The ancient art of wood block printing

Two visits to places preserving Chinese block printing

Published:
January 04, 2013

In the past week, we've had the chance to visit two places where the focus is on preserving and maintaining the ancient tradition of Chinese woodblock printing.  Since at least the Tang dynasty (almost 2000 years ago), the Chinese have used woodblocks to print documents, books, posters and images--a much more efficient process than hand-drawn calligraphy for producing multiple copies.  While the creation of the woodblocks themselves is just as laborious, the block can then be preserved and used for centuries if properly stored.

The China Block Printing Museum in the city of Yangzhou (yong jo) was founded in the 1950s, but moved to a beautiful new purpose-built museum just a few years ago.  It shares the building with the Yangzhou Museum and is based to 300,000 woodblocks amassed by the Guangling Press of Yangzhou.  The displays include woodblocks, books produced from the blocks, information on the printing process, and an impressive open storage area housing the blocks themselves. 

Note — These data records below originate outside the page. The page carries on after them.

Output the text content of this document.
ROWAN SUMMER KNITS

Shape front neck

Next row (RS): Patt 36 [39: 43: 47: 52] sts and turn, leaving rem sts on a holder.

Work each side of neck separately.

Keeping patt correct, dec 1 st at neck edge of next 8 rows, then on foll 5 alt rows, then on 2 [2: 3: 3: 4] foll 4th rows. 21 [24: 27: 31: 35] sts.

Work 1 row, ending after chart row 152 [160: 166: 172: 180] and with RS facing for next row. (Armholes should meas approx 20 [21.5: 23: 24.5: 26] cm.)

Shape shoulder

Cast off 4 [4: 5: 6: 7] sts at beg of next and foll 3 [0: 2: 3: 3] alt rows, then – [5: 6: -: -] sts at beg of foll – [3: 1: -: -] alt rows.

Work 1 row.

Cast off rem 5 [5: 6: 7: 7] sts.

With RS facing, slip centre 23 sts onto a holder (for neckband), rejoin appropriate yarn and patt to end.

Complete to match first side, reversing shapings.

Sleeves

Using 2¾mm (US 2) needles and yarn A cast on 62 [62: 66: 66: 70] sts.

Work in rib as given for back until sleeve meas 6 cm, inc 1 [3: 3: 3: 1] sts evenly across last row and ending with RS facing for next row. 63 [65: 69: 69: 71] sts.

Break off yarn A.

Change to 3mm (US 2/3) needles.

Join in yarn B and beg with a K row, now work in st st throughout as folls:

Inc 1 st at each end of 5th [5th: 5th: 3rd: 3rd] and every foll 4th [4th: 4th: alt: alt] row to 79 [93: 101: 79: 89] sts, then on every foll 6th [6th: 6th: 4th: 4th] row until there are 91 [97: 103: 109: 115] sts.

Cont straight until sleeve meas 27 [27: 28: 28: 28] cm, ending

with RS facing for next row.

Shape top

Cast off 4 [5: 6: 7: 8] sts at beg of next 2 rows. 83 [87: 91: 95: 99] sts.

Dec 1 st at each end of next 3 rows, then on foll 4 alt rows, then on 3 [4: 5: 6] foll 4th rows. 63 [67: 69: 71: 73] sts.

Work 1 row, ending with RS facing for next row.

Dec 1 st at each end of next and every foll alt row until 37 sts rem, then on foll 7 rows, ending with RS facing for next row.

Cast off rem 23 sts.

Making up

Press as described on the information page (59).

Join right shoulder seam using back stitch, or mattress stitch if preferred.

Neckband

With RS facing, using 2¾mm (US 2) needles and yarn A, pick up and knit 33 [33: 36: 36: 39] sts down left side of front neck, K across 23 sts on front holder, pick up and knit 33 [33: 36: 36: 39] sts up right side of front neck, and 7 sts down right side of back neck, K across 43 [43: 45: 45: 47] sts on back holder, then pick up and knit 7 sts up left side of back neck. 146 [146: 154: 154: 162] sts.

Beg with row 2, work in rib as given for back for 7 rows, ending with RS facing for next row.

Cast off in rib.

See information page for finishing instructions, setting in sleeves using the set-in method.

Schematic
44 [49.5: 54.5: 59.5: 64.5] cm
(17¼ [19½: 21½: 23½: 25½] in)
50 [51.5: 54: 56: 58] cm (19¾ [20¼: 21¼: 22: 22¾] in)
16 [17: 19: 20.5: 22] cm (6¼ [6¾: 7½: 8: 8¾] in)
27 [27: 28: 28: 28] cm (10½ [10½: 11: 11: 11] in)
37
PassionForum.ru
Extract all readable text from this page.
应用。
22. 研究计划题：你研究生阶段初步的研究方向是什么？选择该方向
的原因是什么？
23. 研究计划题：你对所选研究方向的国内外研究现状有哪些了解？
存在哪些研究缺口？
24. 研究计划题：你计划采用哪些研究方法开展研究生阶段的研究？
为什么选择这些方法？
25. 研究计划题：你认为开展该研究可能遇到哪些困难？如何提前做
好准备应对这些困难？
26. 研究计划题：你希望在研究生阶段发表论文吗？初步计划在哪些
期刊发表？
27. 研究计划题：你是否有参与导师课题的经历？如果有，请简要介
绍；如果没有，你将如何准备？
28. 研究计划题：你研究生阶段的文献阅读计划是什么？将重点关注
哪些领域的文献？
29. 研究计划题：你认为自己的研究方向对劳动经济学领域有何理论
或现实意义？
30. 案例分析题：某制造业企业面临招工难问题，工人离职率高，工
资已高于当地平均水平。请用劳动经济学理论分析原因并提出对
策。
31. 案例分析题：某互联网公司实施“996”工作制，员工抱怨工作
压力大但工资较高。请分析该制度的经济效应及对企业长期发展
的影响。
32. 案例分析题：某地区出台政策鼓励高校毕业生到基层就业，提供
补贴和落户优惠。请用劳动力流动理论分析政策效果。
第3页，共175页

Downstairs in an atrium, under a skylight, the Museum presents ongoing demonstrations of the woodblock process.  The entire process requires about 18 steps--we saw 5 steps.  On thin vertically lined paper, a man copied out the text to be printed, using extremely fine calligraphy.  Modern Chinese is written horizontally, left to right, just like Western text.  But traditional texts are still written top to bottom, right to left.  The paper is then pasted face down onto a woodblock.  Wild pear wood makes the best blocks.  They are very durable, but soft enough to take the ink.

The carver carves around each character until it is raised above the surrounding wood.  He carves out the vertical lines as well, so that they will print.  Watching him work was extraordinary (as was the calligraphy).  His hands were so deft as he did intricate work with a very sharp knife.  There is no room for error in this work, and takes years to master.

Once the block is completed, it is inked using a big stiff brush.  Ink is brushed liberally over the surface, then the printer lays a piece of paper on top of the block and rubs it several times with a wooden block padded by layers of large leaves.  The print is pulled off the block and set aside to dry.  Later the pages are collated, stacked, folded, trimmed, covered and hand-bound.

At the Jinling Buddhist Publishing House (aka Buddhist Canon Publishing House), an oasis in the middle of high-rise Nanjing, a small staff preserves this process at a living museum.  In a beautiful old compound, using blocks that are 150 years old, they continue to produce Buddhist texts using the traditional methods, which they feel are closer to the tenants of Buddhist practice.  The director gave us a wonderful tour, including a visit to the storage room where they keep 120,000 blocks, neatly organized by book.  We saw two women pulling pages off the woodblocks, taking less than 10 seconds to print each page.  A woodcarver was creating a new block to replace an old one damaged or lost.  And 9 women were collating, stacking, folding and binding the books, which are then sold to Buddhist sites around China (and the world).

Jinling is so important that the Japanese government paid to rebuild it after the Japanese occupation forces during WW II destroyed it.  And during the Cultural Revolution, the Communist Party stopped the destruction of the wood blocks by the Red Guard.  They are too important to the heritage of China even for those difficult times.  Even so, 30,000 blocks were lost.  The director estimates it would take 10 carvers 100 years to replace them.

These visits help bring alive an exhibition we are planning on the rise of commercial printing in China from the Ming and Qing eras.  We will be working with the museum in Yangzhou to bring people to Grinnell to demonstrate this process, and I now know how exciting it will be to add their expertise to our exhibition.